Anti-totalitarianism and the peace movement
The Bulletin of the Centre for the Study of Democracy, at the University of Westminster in London, carries in its Summer 2006 issue a review of my book Anti-Totalitarianism. The review also discusses a recent book by Kate Hudson, Chairman of the Campaign of Nuclear Disarmament (CND), entitled CND - Now More Than Ever: The Story of a Peace Movement. The current issue is not online, but the Bulletin's home page is here.
I don't know the reviewer, Patrick Burke, who is editor of the Bulletin, but he states in his review that he is "a former CND and END [European Nuclear Disarmament] activist ... who still agrees with CND's basic demand, unilateral nuclear disarmament for Britain". Especially given his background, I find Dr Burke's comments on my book gracious and on Ms Hudson's book apposite. He takes issue with some my historical discussion of the British peace movement, and is sceptical of my defence of the Iraq war, but concludes:
But opposing the war in Iraq is not an argument in principle against military interventions whose aim is to stop mass murder. The merit of Kamm's book is that he presents, clearly and coherently, an 'anti-totalitarian' argument for such interventions which, even if in a specific case it may not finally be persuasive, should not be ignored.
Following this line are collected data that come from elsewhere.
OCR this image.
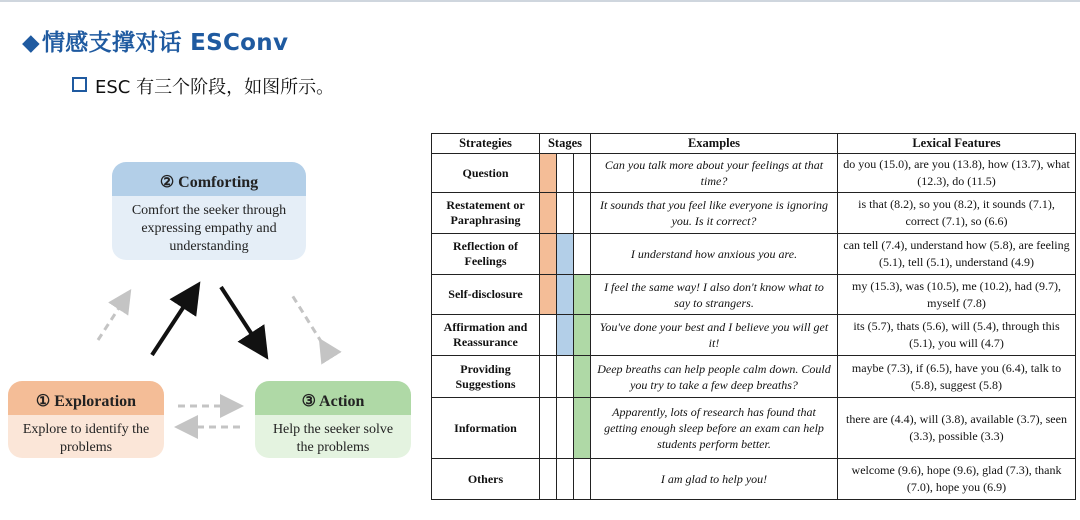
◆情感支撑对话 ESConv
ESC 有三个阶段，如图所示。
② Comforting
Comfort the seeker through expressing empathy and understanding
① Exploration
Explore to identify the problems
③ Action
Help the seeker solve the problems
Strategies	Stages			Examples	Lexical Features
Question				Can you talk more about your feelings at that time?	do you (15.0), are you (13.8), how (13.7), what (12.3), do (11.5)
Restatement or Paraphrasing				It sounds that you feel like everyone is ignoring you. Is it correct?	is that (8.2), so you (8.2), it sounds (7.1), correct (7.1), so (6.6)
Reflection of Feelings				I understand how anxious you are.	can tell (7.4), understand how (5.8), are feeling (5.1), tell (5.1), understand (4.9)
Self-disclosure				I feel the same way! I also don't know what to say to strangers.	my (15.3), was (10.5), me (10.2), had (9.7), myself (7.8)
Affirmation and Reassurance				You've done your best and I believe you will get it!	its (5.7), thats (5.6), will (5.4), through this (5.1), you will (4.7)
Providing Suggestions				Deep breaths can help people calm down. Could you try to take a few deep breaths?	maybe (7.3), if (6.5), have you (6.4), talk to (5.8), suggest (5.8)
Information				Apparently, lots of research has found that getting enough sleep before an exam can help students perform better.	there are (4.4), will (3.8), available (3.7), seen (3.3), possible (3.3)
Others				I am glad to help you!	welcome (9.6), hope (9.6), glad (7.3), thank (7.0), hope you (6.9)
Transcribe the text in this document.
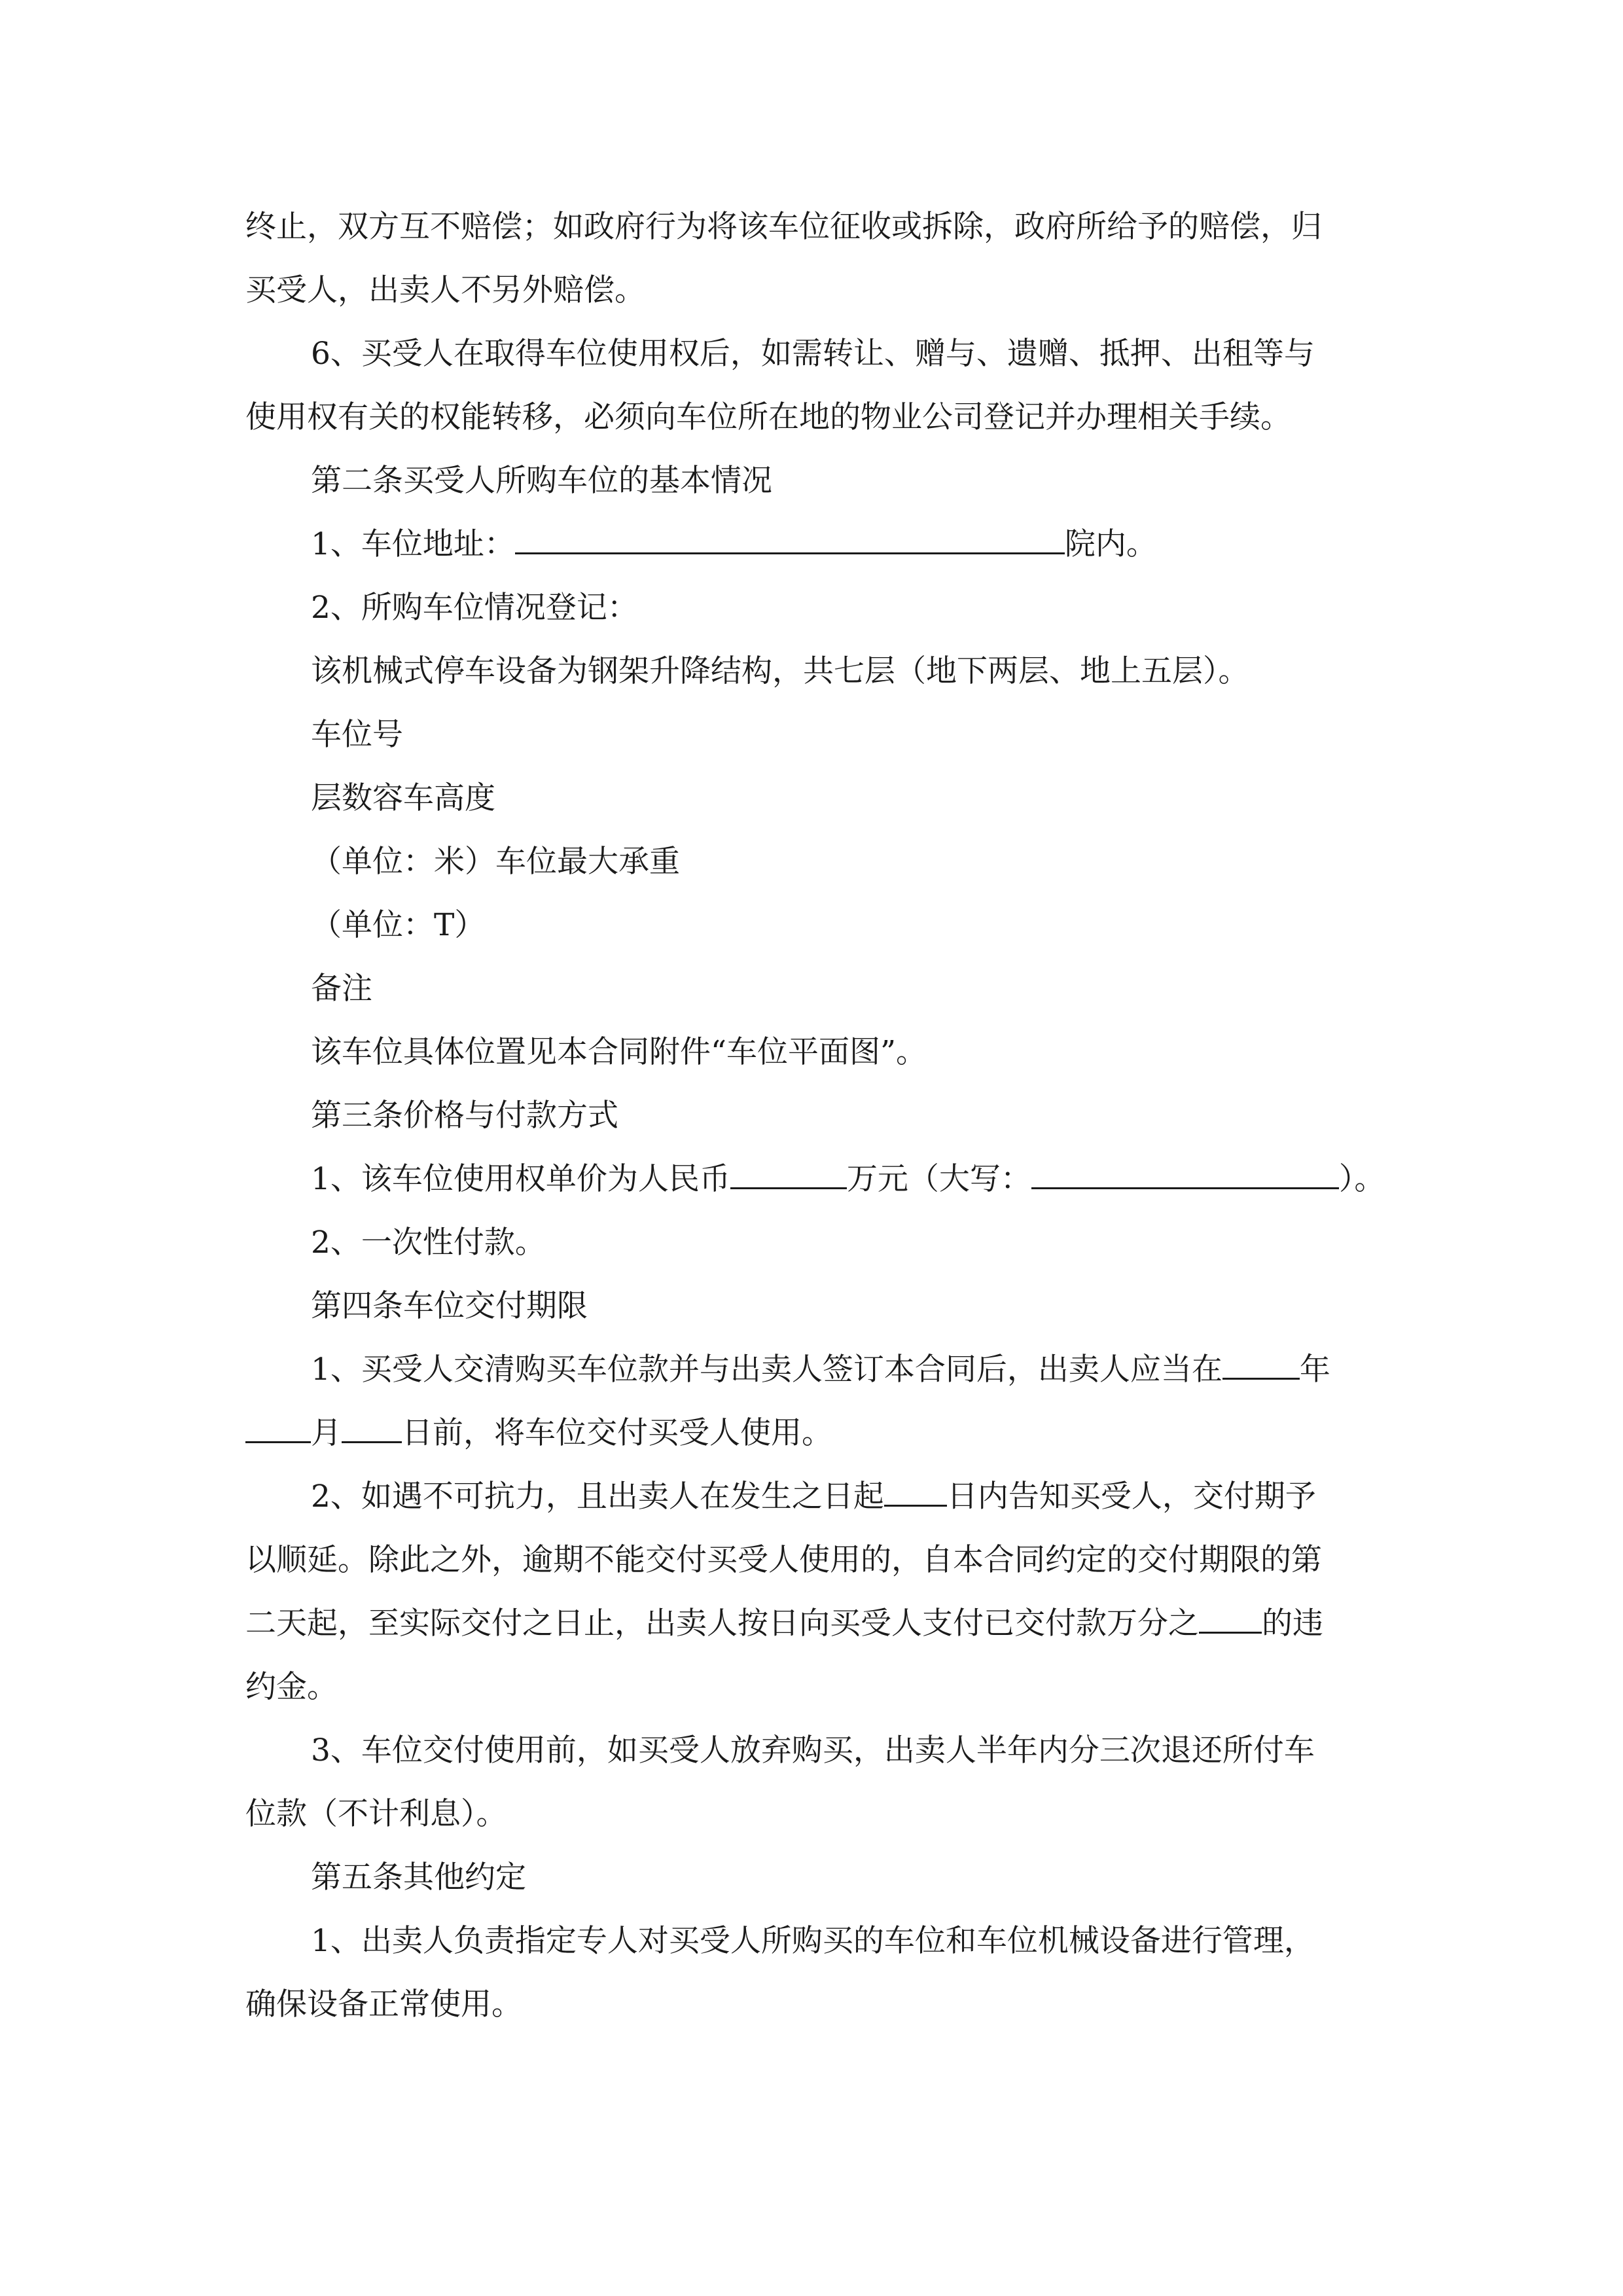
终止，双方互不赔偿；如政府行为将该车位征收或拆除，政府所给予的赔偿，归

买受人，出卖人不另外赔偿。

6、买受人在取得车位使用权后，如需转让、赠与、遗赠、抵押、出租等与

使用权有关的权能转移，必须向车位所在地的物业公司登记并办理相关手续。

第二条买受人所购车位的基本情况

1、车位地址：	院内。

2、所购车位情况登记：

该机械式停车设备为钢架升降结构，共七层（地下两层、地上五层）。

车位号

层数容车高度

（单位：米）车位最大承重

（单位：T）

备注

该车位具体位置见本合同附件“车位平面图”。

第三条价格与付款方式

1、该车位使用权单价为人民币	万元（大写：	）。

2、一次性付款。

第四条车位交付期限

1、买受人交清购买车位款并与出卖人签订本合同后，出卖人应当在	年

月 日前，将车位交付买受人使用。

2、如遇不可抗力，且出卖人在发生之日起 日内告知买受人，交付期予

以顺延。除此之外，逾期不能交付买受人使用的，自本合同约定的交付期限的第

二天起，至实际交付之日止，出卖人按日向买受人支付已交付款万分之 的违

约金。

3、车位交付使用前，如买受人放弃购买，出卖人半年内分三次退还所付车

位款（不计利息）。

第五条其他约定

1、出卖人负责指定专人对买受人所购买的车位和车位机械设备进行管理，

确保设备正常使用。
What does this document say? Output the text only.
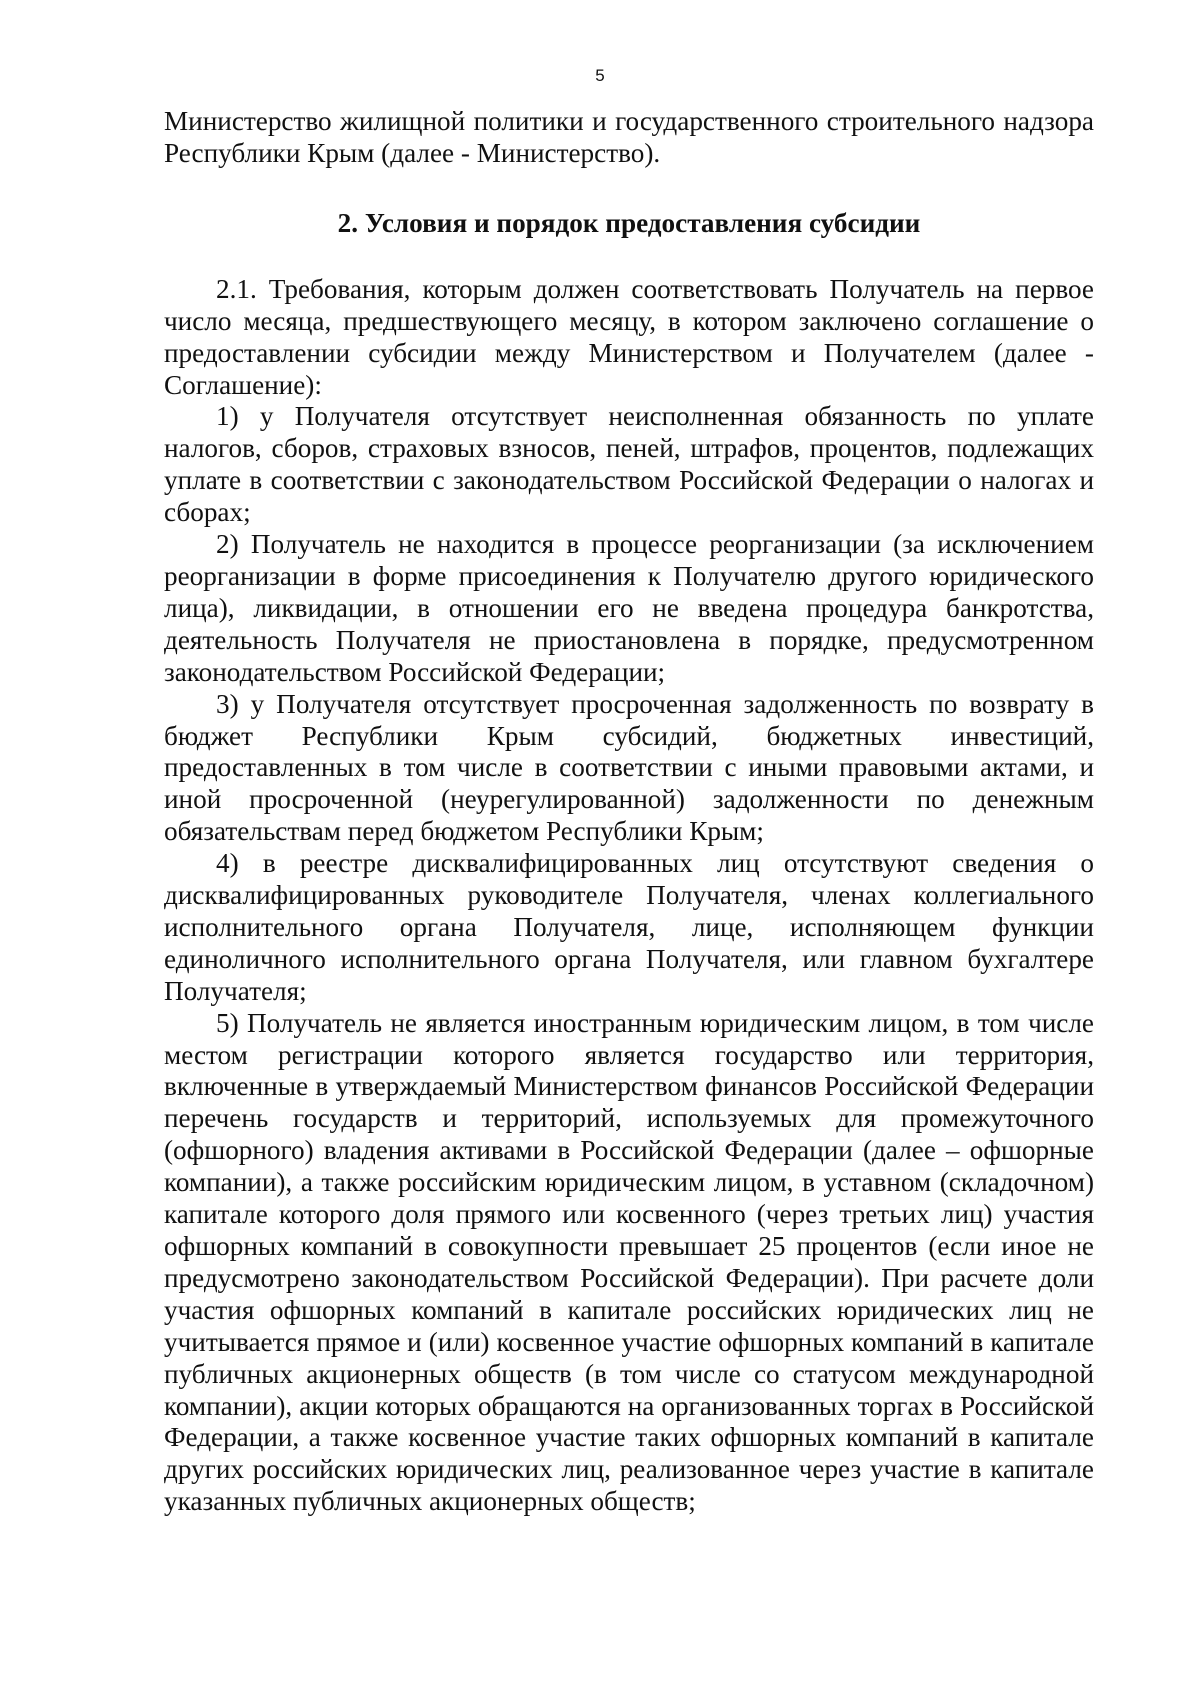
5

Министерство жилищной политики и государственного строительного надзора Республики Крым (далее - Министерство).

2. Условия и порядок предоставления субсидии

2.1. Требования, которым должен соответствовать Получатель на первое число месяца, предшествующего месяцу, в котором заключено соглашение о предоставлении субсидии между Министерством и Получателем (далее - Соглашение):

1) у Получателя отсутствует неисполненная обязанность по уплате налогов, сборов, страховых взносов, пеней, штрафов, процентов, подлежащих уплате в соответствии с законодательством Российской Федерации о налогах и сборах;

2) Получатель не находится в процессе реорганизации (за исключением реорганизации в форме присоединения к Получателю другого юридического лица), ликвидации, в отношении его не введена процедура банкротства, деятельность Получателя не приостановлена в порядке, предусмотренном законодательством Российской Федерации;

3) у Получателя отсутствует просроченная задолженность по возврату в бюджет Республики Крым субсидий, бюджетных инвестиций, предоставленных в том числе в соответствии с иными правовыми актами, и иной просроченной (неурегулированной) задолженности по денежным обязательствам перед бюджетом Республики Крым;

4) в реестре дисквалифицированных лиц отсутствуют сведения о дисквалифицированных руководителе Получателя, членах коллегиального исполнительного органа Получателя, лице, исполняющем функции единоличного исполнительного органа Получателя, или главном бухгалтере Получателя;

5) Получатель не является иностранным юридическим лицом, в том числе местом регистрации которого является государство или территория, включенные в утверждаемый Министерством финансов Российской Федерации перечень государств и территорий, используемых для промежуточного (офшорного) владения активами в Российской Федерации (далее – офшорные компании), а также российским юридическим лицом, в уставном (складочном) капитале которого доля прямого или косвенного (через третьих лиц) участия офшорных компаний в совокупности превышает 25 процентов (если иное не предусмотрено законодательством Российской Федерации). При расчете доли участия офшорных компаний в капитале российских юридических лиц не учитывается прямое и (или) косвенное участие офшорных компаний в капитале публичных акционерных обществ (в том числе со статусом международной компании), акции которых обращаются на организованных торгах в Российской Федерации, а также косвенное участие таких офшорных компаний в капитале других российских юридических лиц, реализованное через участие в капитале указанных публичных акционерных обществ;
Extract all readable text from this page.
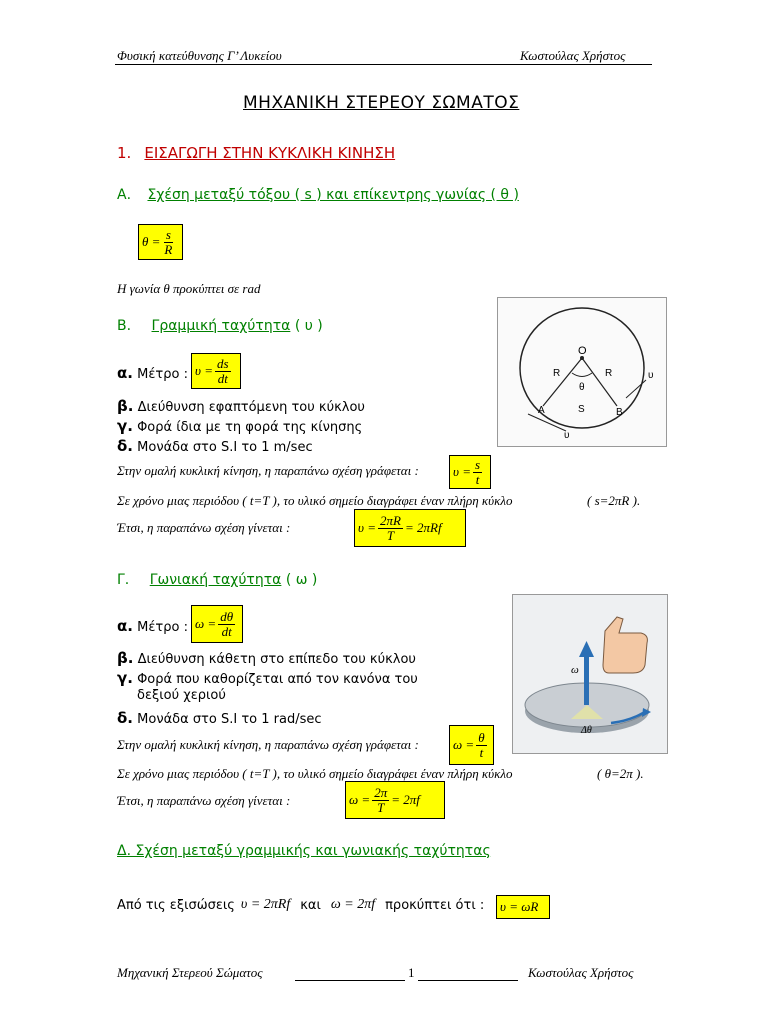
Φυσική κατεύθυνσης Γ’ Λυκείου	Κωστούλας Χρήστος
ΜΗΧΑΝΙΚΗ ΣΤΕΡΕΟΥ ΣΩΜΑΤΟΣ
1. ΕΙΣΑΓΩΓΗ ΣΤΗΝ ΚΥΚΛΙΚΗ ΚΙΝΗΣΗ
Α. Σχέση μεταξύ τόξου ( s ) και επίκεντρης γωνίας ( θ )
$\theta = \frac{s}{R}$
Η γωνία θ προκύπτει σε rad
Β. Γραμμική ταχύτητα ( υ )
α. Μέτρο : $\upsilon = \frac{ds}{dt}$
β. Διεύθυνση εφαπτόμενη του κύκλου
γ. Φορά ίδια με τη φορά της κίνησης
δ. Μονάδα στο S.I το 1 m/sec
Στην ομαλή κυκλική κίνηση, η παραπάνω σχέση γράφεται :	$\upsilon = \frac{s}{t}$
Σε χρόνο μιας περιόδου ( t=T ), το υλικό σημείο διαγράφει έναν πλήρη κύκλο	( s=2πR ).
Έτσι, η παραπάνω σχέση γίνεται :	$\upsilon = \frac{2\pi R}{T} = 2\pi Rf$
O
R	R
θ
A	B
S
υ
υ
Γ. Γωνιακή ταχύτητα ( ω )
α. Μέτρο : $\omega = \frac{d\theta}{dt}$
β. Διεύθυνση κάθετη στο επίπεδο του κύκλου
γ. Φορά που καθορίζεται από τον κανόνα του
δεξιού χεριού
δ. Μονάδα στο S.I το 1 rad/sec
Στην ομαλή κυκλική κίνηση, η παραπάνω σχέση γράφεται :	$\omega = \frac{\theta}{t}$
Σε χρόνο μιας περιόδου ( t=T ), το υλικό σημείο διαγράφει έναν πλήρη κύκλο	( θ=2π ).
Έτσι, η παραπάνω σχέση γίνεται :	$\omega = \frac{2\pi}{T} = 2\pi f$
ω
Δθ
Δ. Σχέση μεταξύ γραμμικής και γωνιακής ταχύτητας
Από τις εξισώσεις υ = 2πRf και ω = 2πf προκύπτει ότι :	υ = ωR
Μηχανική Στερεού Σώματος	1	Κωστούλας Χρήστος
On Kate Hudson, Dr Burke has her bang to rights. I wrote a few months ago in this post about her book's extraordinary treatment of the Kosovo war. Dr Burke goes further, and observes that the book "downplays the culpability of the Soviet Union for the Cold War and its role in the nuclear arms race", gives "an extremely narrow, or simply distorted and misleading, account of the causes and nature" of the conflicts the US has been involved in since the Cold War, "leaves out anything inconvenient in her argument", is "largely silent about the depravities of the Saddam [Hussein] regime", and "has nothing - not one word - to say about the nationalist Serb programme's key responsibility ... for the breakup of Yugoslavia".
Having read Ms Hudson's book, I find these criticisms entirely justified. That they are made by a supporter of CND's central demand is suggestive of what I hope may prove an enduring alignment on the British Left. The need for a progressive consensus on the justified use of military intervention has been argued by many others apart from me, and is the principal reason I have added my name to the Euston Manifesto. At the same time, as Nick Cohen pointed out in The Observer last month, so far as the traditional peace movement is concerned, "the friends of George Galloway and Ken Livingstone have taken it over and when those charmers move in, basic principles fly out of the window". CND has gone so far in this direction that it now even opposes the UN's multilateral mechanism for countering nuclear proliferation to Iran. It is not fanciful to conceive of a convergence of progressive opinion on the need to advance global democracy as the mainstay of our foreign policy. I hope this end will be hastened by the transparently reactionary character of the arguments of Ms Hudson, a leading member of the Communist Party of Britain, and those of the Leninist/Islamist front organisation known as the Stop the War Coalition.